I had an Arafat, used to wear it when on trips to NT. With the heat up there I found my melon nearly baked - way too hot on the head. I went back to the broadbrim 'school hat'.
I now keep it in the bag as a standby - just in case.


----------



## Bart70 (Jan 28, 2007)

Wrassemagnet said:


> ELM said:
> 
> 
> > Where do you get the Frill Necks, I have looked for weeks and the Adapta was the only one I could find in stock anywhere (not that I new a brand to look for to start with).
> ...


Just did a web search and it seems the original 'Araphat' is no more 

The 'Frillneck' available now is along very similar lines but does not have the silver gathering at the front nor do they come with the banded or 'striped' hood.

Used to look like an Arabian Sheik with the stripes and the silver gathering - especially when I grew whiska's and wore dark sunglasses....At least it used to scare ppl off enough that I did not get slowed down at the ramp by people wanting to look at the yak! 8)

Bart70


----------



## wopfish (Dec 4, 2006)

I have the frillneck in green and have found it a bit hot / heavy / and cumbersome with all the extra material........ compared to a lightweight wide brim floppy fishing hat thats vented around the head rim.... Its Rays Home brand and was about 20 bucks.... it has a chin strap too.


----------



## bazzoo (Oct 17, 2006)

i tried the ones with the flaps down the back and around the sides , but found them to confining and didnt catch a breeze , so now wear a sun hat like the school kids wear at lunch time in the playground , its great and keeps the sun off the tops of my ears .


----------



## wopfish (Dec 4, 2006)

I concurr with Bazz.... pretty much the same experience... the frillneck would be good in cool weather....... or made out of a superlightweight cotton...


----------



## Guest (Feb 22, 2009)

Get the `09 adapt a cap.(goso)
New model with vent´s and velcro´s, very light as well.
I love Mine!!!!!!!!!!!!!!!!!!!!!!!


----------



## varp (Sep 12, 2005)

I got a cap from a beer promo and tucked under that is a T towel that has pictures of Pt Arlington on it.

....matches my tatts nicely.


----------



## wopfish (Dec 4, 2006)

CMON then Varp - we must see some pics of the outfit inc tats :lol: :lol:


----------



## colzinho (Aug 6, 2007)

I wear the same as starlo :shock:


----------



## varp (Sep 12, 2005)

ok Woppie....

....check out my ink dude


----------



## wopfish (Dec 4, 2006)

Inks Good !!!! But wots the scoop with the carrot in ya pants lad !!!! :twisted:


----------



## mangajack (Jul 23, 2007)

Frillnecks are the go, but the one drawback is when you land again and stand beside the yak fitting the trolley the cross winds blow the frill infront of your eyes.
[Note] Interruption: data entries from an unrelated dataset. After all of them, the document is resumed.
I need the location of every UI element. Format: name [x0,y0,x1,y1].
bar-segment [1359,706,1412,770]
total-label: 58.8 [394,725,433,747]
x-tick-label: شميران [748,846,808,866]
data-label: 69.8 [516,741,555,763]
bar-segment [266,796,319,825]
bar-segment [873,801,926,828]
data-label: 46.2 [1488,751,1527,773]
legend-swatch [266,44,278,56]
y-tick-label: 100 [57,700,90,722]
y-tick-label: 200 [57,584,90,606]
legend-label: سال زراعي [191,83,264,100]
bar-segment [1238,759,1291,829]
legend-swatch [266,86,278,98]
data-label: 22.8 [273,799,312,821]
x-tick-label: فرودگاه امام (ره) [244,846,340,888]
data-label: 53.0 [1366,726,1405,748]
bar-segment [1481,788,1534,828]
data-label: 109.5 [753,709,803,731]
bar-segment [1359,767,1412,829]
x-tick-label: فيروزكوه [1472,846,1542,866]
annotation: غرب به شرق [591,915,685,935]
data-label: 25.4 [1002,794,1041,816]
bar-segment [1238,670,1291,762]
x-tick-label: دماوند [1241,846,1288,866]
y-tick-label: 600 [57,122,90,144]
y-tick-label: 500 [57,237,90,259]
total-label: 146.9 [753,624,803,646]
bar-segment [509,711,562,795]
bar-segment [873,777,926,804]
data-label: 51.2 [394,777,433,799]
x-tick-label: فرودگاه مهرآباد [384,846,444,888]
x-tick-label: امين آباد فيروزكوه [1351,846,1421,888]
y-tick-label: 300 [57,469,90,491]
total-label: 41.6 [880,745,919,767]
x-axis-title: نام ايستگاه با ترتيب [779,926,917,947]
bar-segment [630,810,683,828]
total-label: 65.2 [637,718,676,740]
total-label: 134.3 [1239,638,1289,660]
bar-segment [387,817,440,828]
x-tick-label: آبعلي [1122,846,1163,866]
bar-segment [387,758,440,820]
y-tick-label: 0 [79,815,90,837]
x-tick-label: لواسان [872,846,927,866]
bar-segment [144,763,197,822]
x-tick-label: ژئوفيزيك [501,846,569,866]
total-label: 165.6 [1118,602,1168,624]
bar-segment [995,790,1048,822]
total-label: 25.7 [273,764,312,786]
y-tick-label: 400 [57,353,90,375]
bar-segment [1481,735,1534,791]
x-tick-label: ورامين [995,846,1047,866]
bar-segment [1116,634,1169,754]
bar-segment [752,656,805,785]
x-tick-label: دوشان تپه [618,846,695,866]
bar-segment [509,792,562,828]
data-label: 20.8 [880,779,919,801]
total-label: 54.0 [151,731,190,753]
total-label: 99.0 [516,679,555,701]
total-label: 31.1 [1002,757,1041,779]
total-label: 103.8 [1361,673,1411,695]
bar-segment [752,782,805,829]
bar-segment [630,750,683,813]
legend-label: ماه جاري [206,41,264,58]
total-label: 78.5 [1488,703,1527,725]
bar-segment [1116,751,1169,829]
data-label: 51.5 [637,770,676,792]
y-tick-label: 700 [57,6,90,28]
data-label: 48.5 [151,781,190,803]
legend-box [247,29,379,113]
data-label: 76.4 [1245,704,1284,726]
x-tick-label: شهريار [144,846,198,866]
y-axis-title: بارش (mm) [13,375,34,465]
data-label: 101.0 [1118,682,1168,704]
In the mad rush to get onto dry land and not wanting a wave rolling the yak and everything on board is does annoy me to have to take the hat off to get the trolley under the yak. That being said though, it is way better than any of the legionaires, caps, straws or other hats for bing on the water in the sun or the cold. Amazing how much wind they stop in the middle of winter.


----------



## Guest (Mar 2, 2009)

Thanks for all the responses guys. The jury has spoken - frillnecks for the win. With such a strong consensus I decided to order one for myself and a bunch for the shop.


----------



## Bart70 (Jan 28, 2007)

Yakass said:


> Thanks for all the responses guys. The jury has spoken - frillnecks for the win. With such a strong consensus I decided to order one for myself and a bunch for the shop.


Now had I have known that I would have worn my lovely pink one down to the Demo day! 

My original blue one has disintegrated after 9 yrs of being worn...So it was out with my wifes near new pink number for SWR last Saturday. All I need now are the matching bright pink crocs! :shock:

Bart70


----------



## Guest (Mar 2, 2009)

Heya bart, great to meet you Sunday by the way. I ran out of time today, but I haven't forgotten to send the PM I promised. Will contact you tomorrow. 
Cheers mate,
Josh


----------



## sliderman (Dec 21, 2007)

Rip Curl make a great hat bucket style with flaps that can be stored in the top of the hat or let down to shade your neck it also has a chin strap made from neoprene so you can keep it on your head, don't know how much it is as i found mine on the beach after a storm, great hat. before that i used to wrap a T shirt round my head works well.


----------



## Kevlar (Nov 7, 2008)

I bought my frillneck from the frillneck website. Got the polyester micromesh one as it is designed to keep you cooler - wicks the sweat away - and my mates that have the older style frillnecks just updated as well. Under $30 + $8 postage (for up to 3 hats). Arrived at my PO Box 2 days after I paid. Even came with a cool lanyard key thingy.

http://www.frillneck.com.au is the website


----------



## mak (Dec 4, 2008)

use a fairly basic bucket style hat most of the time, the frilly ones sound interesting though will have a look ;-)


----------